Pada 2014 lalu 2 orang jurnalis Perancis telah dihukum selama 11 minggu dalam tahanan atas dakwaaan pelanggaran imigrasi. Berdasarkan informasi dari Aliansi Jurnalis Independen (AJI) Papua, dalam beberapa tahun terakhir ini, jurnalis dari Republik Ceko, Perancis dan Belanda telah dideportasi karena melaporkan situasi politik damai di Papua.
Di Papua, kekerasan dan intimidasi terhadap jurnalis lokal dan nasional beresiko tinggi. Pada 30 Juli 2010, seorang jurnalis, Ardiansyah Matra ditemukan meninggal dunia setelah menerima ancaman yang berulang dari militer ketika ia melakukan investigasi pembalakan hutan.
Pada 24 Agustus 2010, Musa Kondorura dari radio 68H telah diserang oleh dua orang agen Badan Intelijen Negara (BIN).
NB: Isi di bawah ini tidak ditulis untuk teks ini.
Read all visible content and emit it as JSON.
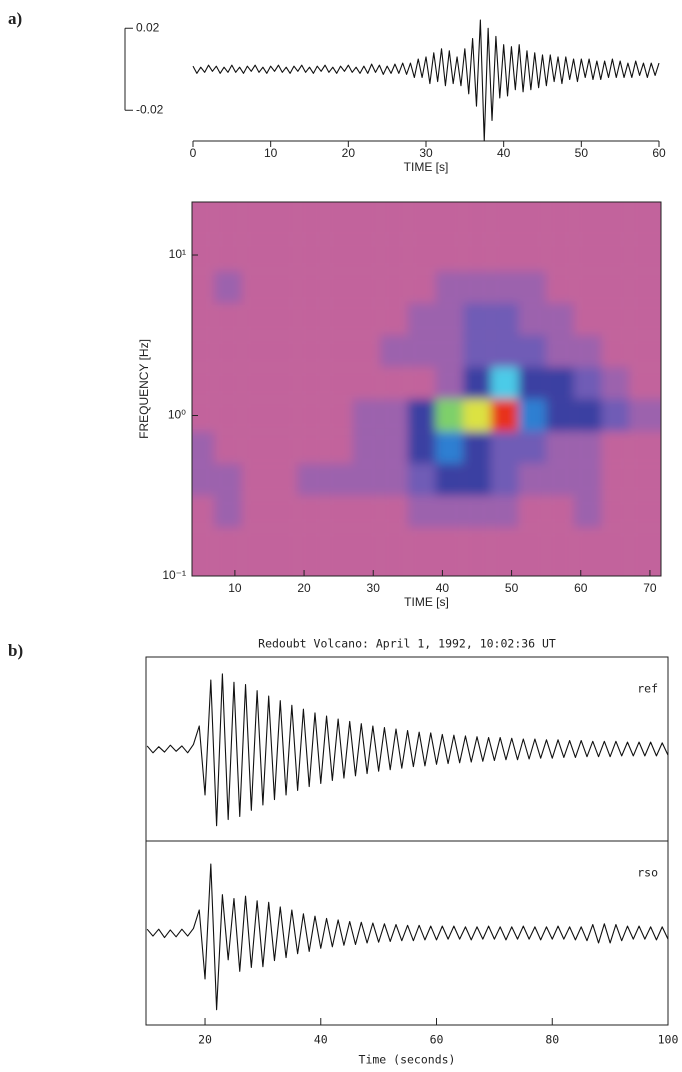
{
  "chart_data": [
    {
      "type": "line",
      "panel_label": "a)",
      "xlabel": "TIME [s]",
      "color": "#111111",
      "xlim": [
        0,
        60
      ],
      "xticks": [
        0,
        10,
        20,
        30,
        40,
        50,
        60
      ],
      "ylim": [
        -0.035,
        0.025
      ],
      "yticks": [
        {
          "value": 0.02,
          "label": "0.02"
        },
        {
          "value": -0.02,
          "label": "-0.02"
        }
      ],
      "x": [
        0,
        0.5,
        1,
        1.5,
        2,
        2.5,
        3,
        3.5,
        4,
        4.5,
        5,
        5.5,
        6,
        6.5,
        7,
        7.5,
        8,
        8.5,
        9,
        9.5,
        10,
        10.5,
        11,
        11.5,
        12,
        12.5,
        13,
        13.5,
        14,
        14.5,
        15,
        15.5,
        16,
        16.5,
        17,
        17.5,
        18,
        18.5,
        19,
        19.5,
        20,
        20.5,
        21,
        21.5,
        22,
        22.5,
        23,
        23.5,
        24,
        24.5,
        25,
        25.5,
        26,
        26.5,
        27,
        27.5,
        28,
        28.5,
        29,
        29.5,
        30,
        30.5,
        31,
        31.5,
        32,
        32.5,
        33,
        33.5,
        34,
        34.5,
        35,
        35.5,
        36,
        36.5,
        37,
        37.5,
        38,
        38.5,
        39,
        39.5,
        40,
        40.5,
        41,
        41.5,
        42,
        42.5,
        43,
        43.5,
        44,
        44.5,
        45,
        45.5,
        46,
        46.5,
        47,
        47.5,
        48,
        48.5,
        49,
        49.5,
        50,
        50.5,
        51,
        51.5,
        52,
        52.5,
        53,
        53.5,
        54,
        54.5,
        55,
        55.5,
        56,
        56.5,
        57,
        57.5,
        58,
        58.5,
        59,
        59.5,
        60
      ],
      "values": [
        0.0015,
        -0.002,
        0.001,
        -0.0015,
        0.002,
        -0.001,
        0.0015,
        -0.002,
        0.001,
        -0.0015,
        0.002,
        -0.0015,
        0.001,
        -0.002,
        0.0015,
        -0.001,
        0.002,
        -0.0015,
        0.001,
        -0.002,
        0.0015,
        -0.001,
        0.002,
        -0.0015,
        0.001,
        -0.002,
        0.0015,
        -0.001,
        0.002,
        -0.0015,
        0.001,
        -0.002,
        0.0015,
        -0.001,
        0.002,
        -0.0015,
        0.001,
        -0.002,
        0.0015,
        -0.001,
        0.002,
        -0.0015,
        0.001,
        -0.002,
        0.0015,
        -0.002,
        0.0025,
        -0.0015,
        0.002,
        -0.0025,
        0.0015,
        -0.002,
        0.0025,
        -0.002,
        0.003,
        -0.0025,
        0.003,
        -0.004,
        0.005,
        -0.004,
        0.006,
        -0.007,
        0.008,
        -0.006,
        0.01,
        -0.008,
        0.009,
        -0.007,
        0.006,
        -0.008,
        0.01,
        -0.012,
        0.015,
        -0.018,
        0.024,
        -0.035,
        0.02,
        -0.025,
        0.016,
        -0.014,
        0.012,
        -0.013,
        0.011,
        -0.01,
        0.012,
        -0.011,
        0.009,
        -0.01,
        0.008,
        -0.009,
        0.007,
        -0.008,
        0.007,
        -0.006,
        0.006,
        -0.007,
        0.006,
        -0.005,
        0.005,
        -0.006,
        0.005,
        -0.004,
        0.005,
        -0.005,
        0.004,
        -0.005,
        0.004,
        -0.004,
        0.005,
        -0.004,
        0.004,
        -0.004,
        0.003,
        -0.004,
        0.004,
        -0.003,
        0.003,
        -0.004,
        0.003,
        -0.003,
        0.003
      ]
    },
    {
      "type": "contour",
      "xlabel": "TIME [s]",
      "ylabel": "FREQUENCY [Hz]",
      "log_y": true,
      "xlim": [
        3.8,
        71.6
      ],
      "xticks": [
        10,
        20,
        30,
        40,
        50,
        60,
        70
      ],
      "ylim": [
        0.1,
        21.4
      ],
      "yticks": [
        {
          "value": 10,
          "label": "10¹"
        },
        {
          "value": 1,
          "label": "10⁰"
        },
        {
          "value": 0.1,
          "label": "10⁻¹"
        }
      ],
      "colors": [
        "#c2639c",
        "#9c62ad",
        "#6f5cb6",
        "#3a3fa2",
        "#2f7fd2",
        "#4ccbe8",
        "#7ed06a",
        "#dce243",
        "#e8301f"
      ],
      "x": [
        5,
        9,
        13,
        17,
        21,
        25,
        29,
        33,
        37,
        41,
        45,
        49,
        53,
        57,
        61,
        65,
        69
      ],
      "y": [
        15.8,
        10,
        6.3,
        4,
        2.5,
        1.6,
        1,
        0.63,
        0.4,
        0.25,
        0.16
      ],
      "z": [
        [
          0,
          0,
          0,
          0,
          0,
          0,
          0,
          0,
          0,
          0,
          0,
          0,
          0,
          0,
          0,
          0,
          0
        ],
        [
          0,
          0,
          0,
          0,
          0,
          0,
          0,
          0,
          0,
          0,
          0,
          0,
          0,
          0,
          0,
          0,
          0
        ],
        [
          0,
          1,
          0,
          0,
          0,
          0,
          0,
          0,
          0,
          1,
          1,
          1,
          1,
          0,
          0,
          0,
          0
        ],
        [
          0,
          0,
          0,
          0,
          0,
          0,
          0,
          0,
          1,
          1,
          2,
          2,
          1,
          1,
          0,
          0,
          0
        ],
        [
          0,
          0,
          0,
          0,
          0,
          0,
          0,
          1,
          1,
          1,
          2,
          2,
          2,
          1,
          1,
          0,
          0
        ],
        [
          0,
          0,
          0,
          0,
          0,
          0,
          0,
          0,
          0,
          1,
          3,
          5,
          3,
          3,
          2,
          1,
          0
        ],
        [
          0,
          0,
          0,
          0,
          0,
          0,
          1,
          1,
          3,
          6,
          7,
          8,
          4,
          3,
          3,
          2,
          1
        ],
        [
          1,
          0,
          0,
          0,
          0,
          0,
          1,
          1,
          3,
          4,
          3,
          2,
          2,
          1,
          1,
          0,
          0
        ],
        [
          1,
          1,
          0,
          0,
          1,
          1,
          1,
          1,
          2,
          3,
          3,
          2,
          1,
          1,
          1,
          0,
          0
        ],
        [
          0,
          1,
          0,
          0,
          0,
          0,
          0,
          0,
          1,
          1,
          1,
          1,
          0,
          0,
          1,
          0,
          0
        ],
        [
          0,
          0,
          0,
          0,
          0,
          0,
          0,
          0,
          0,
          0,
          0,
          0,
          0,
          0,
          0,
          0,
          0
        ]
      ]
    },
    {
      "type": "line",
      "panel_label": "b)",
      "title": "Redoubt Volcano: April 1, 1992, 10:02:36 UT",
      "xlabel": "Time (seconds)",
      "subplots": true,
      "color": "#111111",
      "xlim": [
        9.8,
        100
      ],
      "xticks": [
        20,
        40,
        60,
        80,
        100
      ],
      "ylim": [
        -1.2,
        1.2
      ],
      "x": [
        10,
        11,
        12,
        13,
        14,
        15,
        16,
        17,
        18,
        19,
        20,
        21,
        22,
        23,
        24,
        25,
        26,
        27,
        28,
        29,
        30,
        31,
        32,
        33,
        34,
        35,
        36,
        37,
        38,
        39,
        40,
        41,
        42,
        43,
        44,
        45,
        46,
        47,
        48,
        49,
        50,
        51,
        52,
        53,
        54,
        55,
        56,
        57,
        58,
        59,
        60,
        61,
        62,
        63,
        64,
        65,
        66,
        67,
        68,
        69,
        70,
        71,
        72,
        73,
        74,
        75,
        76,
        77,
        78,
        79,
        80,
        81,
        82,
        83,
        84,
        85,
        86,
        87,
        88,
        89,
        90,
        91,
        92,
        93,
        94,
        95,
        96,
        97,
        98,
        99,
        100
      ],
      "series": [
        {
          "name": "ref",
          "values": [
            0.04,
            -0.05,
            0.03,
            -0.04,
            0.05,
            -0.03,
            0.04,
            -0.05,
            0.06,
            0.3,
            -0.6,
            0.9,
            -1.0,
            0.98,
            -0.92,
            0.87,
            -0.88,
            0.84,
            -0.8,
            0.76,
            -0.73,
            0.69,
            -0.66,
            0.63,
            -0.6,
            0.57,
            -0.54,
            0.52,
            -0.49,
            0.47,
            -0.45,
            0.43,
            -0.41,
            0.39,
            -0.38,
            0.36,
            -0.35,
            0.33,
            -0.32,
            0.3,
            -0.29,
            0.28,
            -0.27,
            0.26,
            -0.25,
            0.24,
            -0.23,
            0.22,
            -0.22,
            0.21,
            -0.2,
            0.19,
            -0.19,
            0.18,
            -0.18,
            0.17,
            -0.17,
            0.16,
            -0.16,
            0.15,
            -0.15,
            0.15,
            -0.14,
            0.14,
            -0.14,
            0.13,
            -0.13,
            0.13,
            -0.12,
            0.12,
            -0.12,
            0.12,
            -0.11,
            0.11,
            -0.11,
            0.11,
            -0.1,
            0.1,
            -0.1,
            0.1,
            -0.1,
            0.1,
            -0.09,
            0.09,
            -0.09,
            0.09,
            -0.09,
            0.09,
            -0.09,
            0.08,
            -0.08
          ]
        },
        {
          "name": "rso",
          "values": [
            0.05,
            -0.04,
            0.05,
            -0.06,
            0.04,
            -0.05,
            0.05,
            -0.04,
            0.06,
            0.3,
            -0.6,
            0.9,
            -1.0,
            0.5,
            -0.35,
            0.45,
            -0.5,
            0.48,
            -0.45,
            0.42,
            -0.44,
            0.4,
            -0.36,
            0.34,
            -0.32,
            0.3,
            -0.27,
            0.25,
            -0.24,
            0.22,
            -0.2,
            0.19,
            -0.18,
            0.17,
            -0.16,
            0.15,
            -0.15,
            0.14,
            -0.13,
            0.13,
            -0.12,
            0.12,
            -0.11,
            0.11,
            -0.1,
            0.1,
            -0.1,
            0.1,
            -0.09,
            0.09,
            -0.09,
            0.09,
            -0.08,
            0.09,
            -0.08,
            0.08,
            -0.09,
            0.08,
            -0.08,
            0.09,
            -0.08,
            0.08,
            -0.09,
            0.08,
            -0.08,
            0.09,
            -0.08,
            0.08,
            -0.09,
            0.08,
            -0.08,
            0.09,
            -0.08,
            0.08,
            -0.09,
            0.08,
            -0.1,
            0.11,
            -0.13,
            0.12,
            -0.13,
            0.11,
            -0.1,
            0.09,
            -0.08,
            0.09,
            -0.08,
            0.08,
            -0.09,
            0.08,
            -0.08
          ]
        }
      ]
    }
  ]
}
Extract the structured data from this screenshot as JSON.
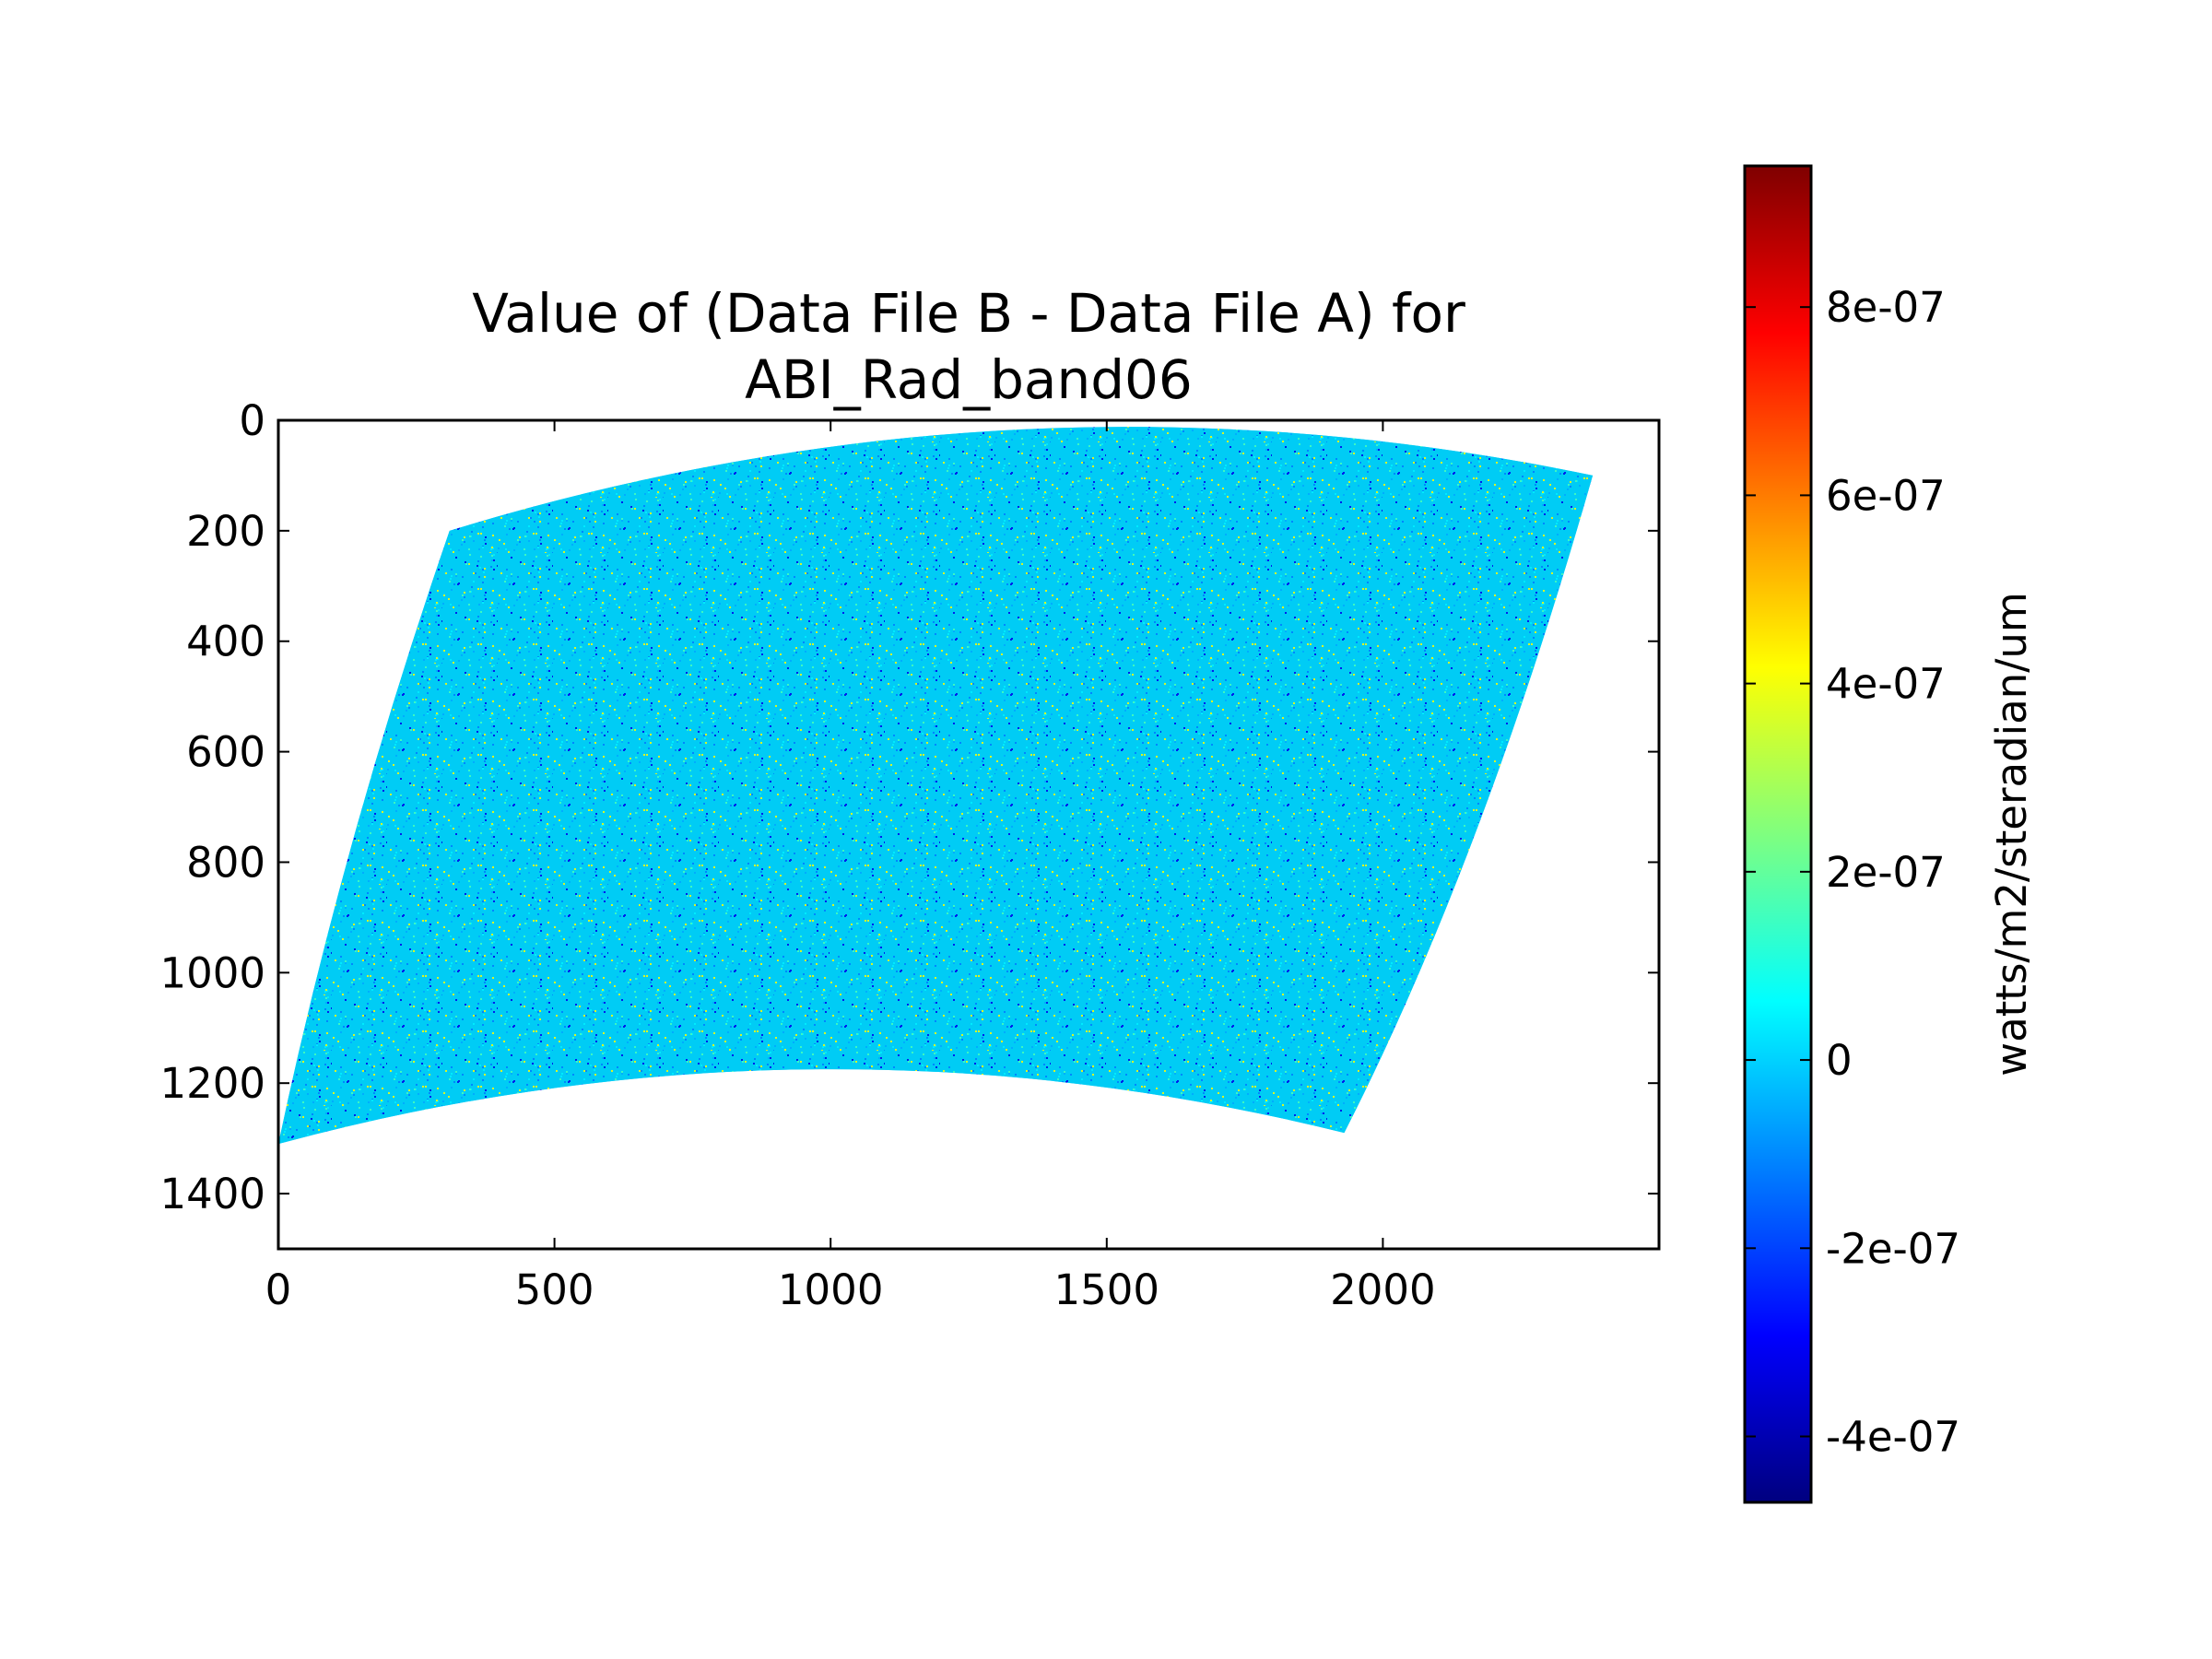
{
  "chart_data": {
    "type": "heatmap",
    "title_lines": [
      "Value of (Data File B - Data File A) for",
      "ABI_Rad_band06"
    ],
    "xlabel": "",
    "ylabel": "",
    "xlim": [
      0,
      2500
    ],
    "ylim": [
      1500,
      0
    ],
    "x_ticks": [
      0,
      500,
      1000,
      1500,
      2000
    ],
    "x_tick_labels": [
      "0",
      "500",
      "1000",
      "1500",
      "2000"
    ],
    "y_ticks": [
      0,
      200,
      400,
      600,
      800,
      1000,
      1200,
      1400
    ],
    "y_tick_labels": [
      "0",
      "200",
      "400",
      "600",
      "800",
      "1000",
      "1200",
      "1400"
    ],
    "data_footprint": {
      "description_units": "pixel column/row",
      "top_left": [
        310,
        200
      ],
      "top_right": [
        2380,
        100
      ],
      "bottom_right": [
        1930,
        1290
      ],
      "bottom_left": [
        0,
        1310
      ],
      "top_edge_peak_y": 0,
      "bottom_edge_peak_y": 1150
    },
    "colorbar": {
      "label": "watts/m2/steradian/um",
      "min": -4.7e-07,
      "max": 9.5e-07,
      "ticks": [
        -4e-07,
        -2e-07,
        0,
        2e-07,
        4e-07,
        6e-07,
        8e-07
      ],
      "tick_labels": [
        "-4e-07",
        "-2e-07",
        "0",
        "2e-07",
        "4e-07",
        "6e-07",
        "8e-07"
      ],
      "colormap": "jet",
      "colormap_stops": [
        "#00007f",
        "#0000ff",
        "#007fff",
        "#00ffff",
        "#7fff7f",
        "#ffff00",
        "#ff7f00",
        "#ff0000",
        "#7f0000"
      ]
    },
    "dominant_value": 0,
    "dominant_color": "#00ccf5",
    "grid": false
  }
}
Pada 3 Maret 2011, Banjir Ambarita, seorang jurnalis dari Jakarta Globe dan Bintang Papua telah diserang dan ditikam setelah melaporkan seorang polisi yang melakukan pemerkosaan dan menyebabkan Kapolresta Papua Imam Setiawan mengundurkan diri.
Pada 2011, AJI mencatat tujuh buah kasus kekerasan dan intimidasi terhadap jurnalis. Pada 2012 kasus yang terjadi meningkat menjadi 12 peristiwa. Pada Juli 2013, rumah seorang jurnalis dari Majalah Selangkah, sebuah media independen online telah digerebek dan digeledah oleh orang-orang yang tidak dikenal.